Fourier transform-ion cyclotron resonance mass spectrometry (FT-ICR MS) analysis showed that nitrogen-rich constituents within AOM served as major electron donors, reacting with FAC to primarily form nitrogen-containing chlorinated species. In contrast, chlorinated NOM generated predominantly CHO-class chlorinated phenolic compounds. Notably, chlorinated EOM exhibited a significant increase in highly oxygenated unsaturated compounds, which were identified as key sources of ^•OH.
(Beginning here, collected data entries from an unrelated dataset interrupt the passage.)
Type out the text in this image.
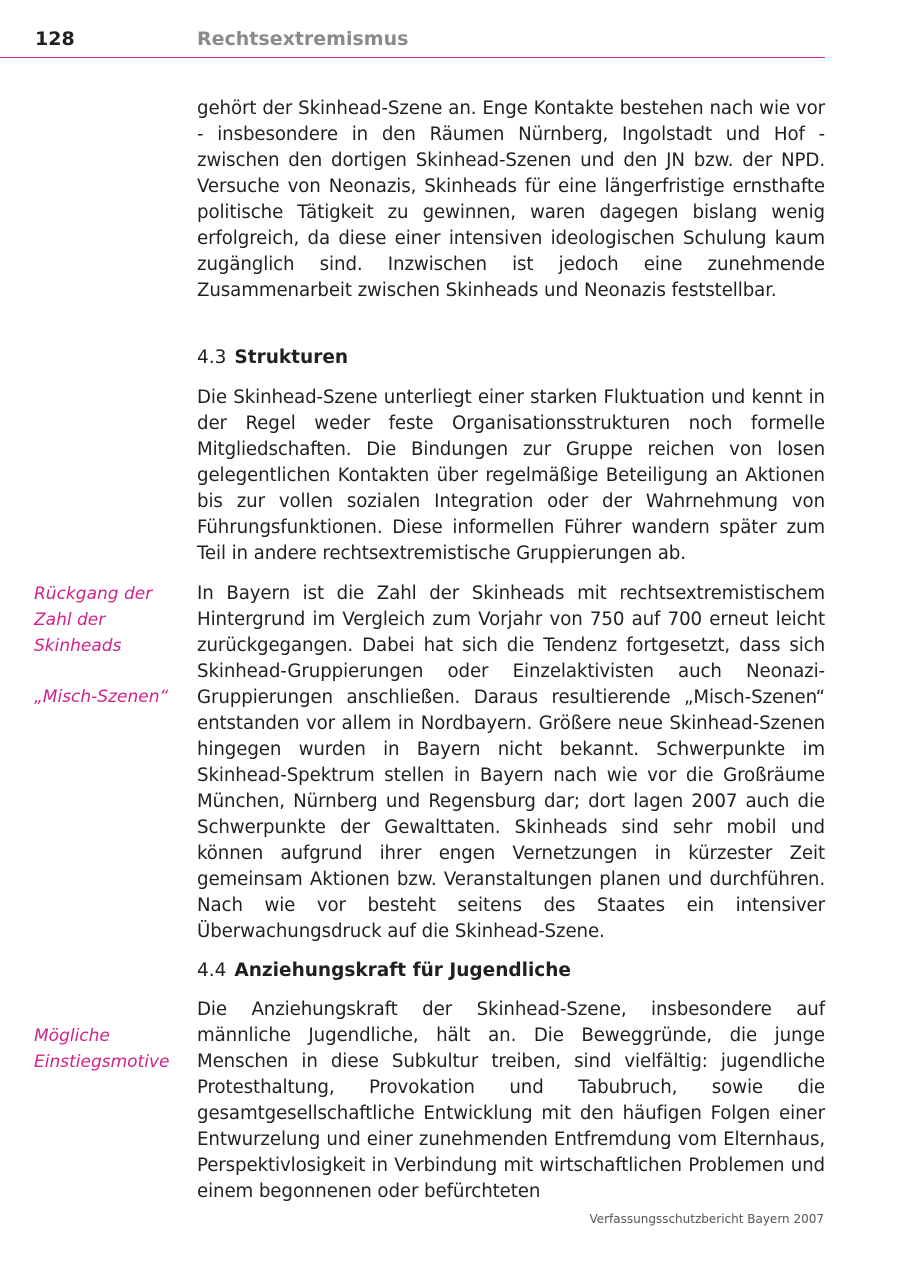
128	Rechtsextremismus

gehört der Skinhead-Szene an. Enge Kontakte bestehen nach wie vor - insbesondere in den Räumen Nürnberg, Ingolstadt und Hof - zwischen den dortigen Skinhead-Szenen und den JN bzw. der NPD. Versuche von Neonazis, Skinheads für eine längerfristige ernsthafte politische Tätigkeit zu gewinnen, waren dagegen bislang wenig erfolgreich, da diese einer intensiven ideologischen Schulung kaum zugänglich sind. Inzwischen ist jedoch eine zunehmende Zusammenarbeit zwischen Skinheads und Neonazis feststellbar.

4.3 Strukturen

Die Skinhead-Szene unterliegt einer starken Fluktuation und kennt in der Regel weder feste Organisationsstrukturen noch formelle Mitgliedschaften. Die Bindungen zur Gruppe reichen von losen gelegentlichen Kontakten über regelmäßige Beteiligung an Aktionen bis zur vollen sozialen Integration oder der Wahrnehmung von Führungsfunktionen. Diese informellen Führer wandern später zum Teil in andere rechtsextremistische Gruppierungen ab.

Rückgang der Zahl der Skinheads
„Misch-Szenen“

In Bayern ist die Zahl der Skinheads mit rechtsextremistischem Hintergrund im Vergleich zum Vorjahr von 750 auf 700 erneut leicht zurückgegangen. Dabei hat sich die Tendenz fortgesetzt, dass sich Skinhead-Gruppierungen oder Einzelaktivisten auch Neonazi-Gruppierungen anschließen. Daraus resultierende „Misch-Szenen“ entstanden vor allem in Nordbayern. Größere neue Skinhead-Szenen hingegen wurden in Bayern nicht bekannt. Schwerpunkte im Skinhead-Spektrum stellen in Bayern nach wie vor die Großräume München, Nürnberg und Regensburg dar; dort lagen 2007 auch die Schwerpunkte der Gewalttaten. Skinheads sind sehr mobil und können aufgrund ihrer engen Vernetzungen in kürzester Zeit gemeinsam Aktionen bzw. Veranstaltungen planen und durchführen. Nach wie vor besteht seitens des Staates ein intensiver Überwachungsdruck auf die Skinhead-Szene.

4.4 Anziehungskraft für Jugendliche
Mögliche Einstiegsmotive

Die Anziehungskraft der Skinhead-Szene, insbesondere auf männliche Jugendliche, hält an. Die Beweggründe, die junge Menschen in diese Subkultur treiben, sind vielfältig: jugendliche Protesthaltung, Provokation und Tabubruch, sowie die gesamtgesellschaftliche Entwicklung mit den häufigen Folgen einer Entwurzelung und einer zunehmenden Entfremdung vom Elternhaus, Perspektivlosigkeit in Verbindung mit wirtschaftlichen Problemen und einem begonnenen oder befürchteten

Verfassungsschutzbericht Bayern 2007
Furthermore, researcher found that chlorinated EOM markedly accelerated the photodegradation of N,N-diethyl-meta-toluamide (DEET). Quenching experiments confirmed ^•OH as the primary reactive species responsible. Spectral and product analysis suggested that DEET degradation was mediated by ^•OH-induced hydrogen abstraction and hydroxylation, with deeper ring-opening and bond cleavage products observed in chlorinated systems.

This study demonstrates the intrinsic link between molecular evolution and photochemical activity in chlorinated AOM. It offers valuable insights into optimizing water treatment strategies in algal bloom-impacted environments, and provides a basis for predicting the environmental behavior of pollutants in chlorinated effluents or algicide-treated waters.